A hot-tempered person must pay the penalty; rescue them and you will have to do it again. —Proverbs 19:19
Someone once said to be careful about praying for patience, because you’ll get what you ask for—in the form of situations that test the patience you already have. In all seriousness, patience is often one of the most difficult fruits of the Spirit to cultivate. We want what we want the moment we ask for it, and we aren’t about to tolerate people who try our patience. This is especially true for young children. Children naturally expect the world to revolve around them, so they must learn patience and the lessons must be repeated often.
How you teach patience will depend heavily on your child. Some children’s temperaments allow them to be more patient than others. If your child is already competing with siblings or other family members for attention, he or she might show more patience than is typical for someone his or her age.

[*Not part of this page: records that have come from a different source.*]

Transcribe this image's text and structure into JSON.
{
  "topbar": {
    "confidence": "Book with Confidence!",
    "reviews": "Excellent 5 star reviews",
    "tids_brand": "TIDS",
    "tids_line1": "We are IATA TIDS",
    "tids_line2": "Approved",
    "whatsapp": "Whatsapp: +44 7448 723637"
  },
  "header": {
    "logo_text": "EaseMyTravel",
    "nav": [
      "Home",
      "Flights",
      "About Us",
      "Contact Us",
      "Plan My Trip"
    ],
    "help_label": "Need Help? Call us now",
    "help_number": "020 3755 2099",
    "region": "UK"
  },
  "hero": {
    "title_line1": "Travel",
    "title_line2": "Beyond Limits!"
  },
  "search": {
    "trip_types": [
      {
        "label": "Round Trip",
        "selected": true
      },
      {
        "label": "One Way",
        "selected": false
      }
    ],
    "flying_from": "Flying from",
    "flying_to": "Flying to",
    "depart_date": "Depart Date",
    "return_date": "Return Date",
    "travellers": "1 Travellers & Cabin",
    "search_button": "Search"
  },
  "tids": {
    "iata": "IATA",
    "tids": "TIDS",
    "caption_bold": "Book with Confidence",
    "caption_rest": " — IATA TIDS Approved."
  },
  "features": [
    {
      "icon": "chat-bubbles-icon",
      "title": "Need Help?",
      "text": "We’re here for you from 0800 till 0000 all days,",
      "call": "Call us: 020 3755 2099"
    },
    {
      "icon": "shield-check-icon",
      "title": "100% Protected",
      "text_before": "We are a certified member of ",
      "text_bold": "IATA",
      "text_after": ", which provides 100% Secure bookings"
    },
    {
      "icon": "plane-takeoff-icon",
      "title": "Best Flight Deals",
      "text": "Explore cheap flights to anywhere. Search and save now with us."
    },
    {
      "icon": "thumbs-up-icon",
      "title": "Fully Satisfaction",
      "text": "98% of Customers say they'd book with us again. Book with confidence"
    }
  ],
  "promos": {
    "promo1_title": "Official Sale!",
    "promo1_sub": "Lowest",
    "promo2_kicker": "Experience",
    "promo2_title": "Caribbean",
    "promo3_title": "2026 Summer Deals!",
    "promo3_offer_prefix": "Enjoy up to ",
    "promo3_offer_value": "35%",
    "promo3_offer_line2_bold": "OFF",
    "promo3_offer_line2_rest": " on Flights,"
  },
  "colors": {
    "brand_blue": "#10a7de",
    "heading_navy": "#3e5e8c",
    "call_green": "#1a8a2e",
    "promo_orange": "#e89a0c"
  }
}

However, a few key tips can help you teach this virtue to any child in almost any situation:
• Set an example.
If you’re always yelling in traffic or tapping your foot in line, your child will learn that waiting is a bad thing. Take a deep breath and focus on other things.
• Watch your own temper.
We all have relatives, coworkers or friends who drive us crazy, but your child shouldn’t learn that the solution is to badmouth them. If you must vent, do so away from the kids. Teach your child to walk away from someone who makes them angry or say something like, “Please don’t call me names.”
• Take children to places of waiting
Take children to places they naturally have to wait, and teach them to cope. Use things like books, coloring or games, or talk to them about their days.
• Using words that invokes patience
Phrase like this “when- then” phrases. For example, on a long car ride, say, “We’ll be at Grandma’s after six songs.”
Make no friendship with an angry man; and with a furious man thou shalt not go: …
He that hath no rule over his own spirit is like a city that is broken down, and without walls.
An angry man stirreth up strife, and a furious man aboundeth in transgression.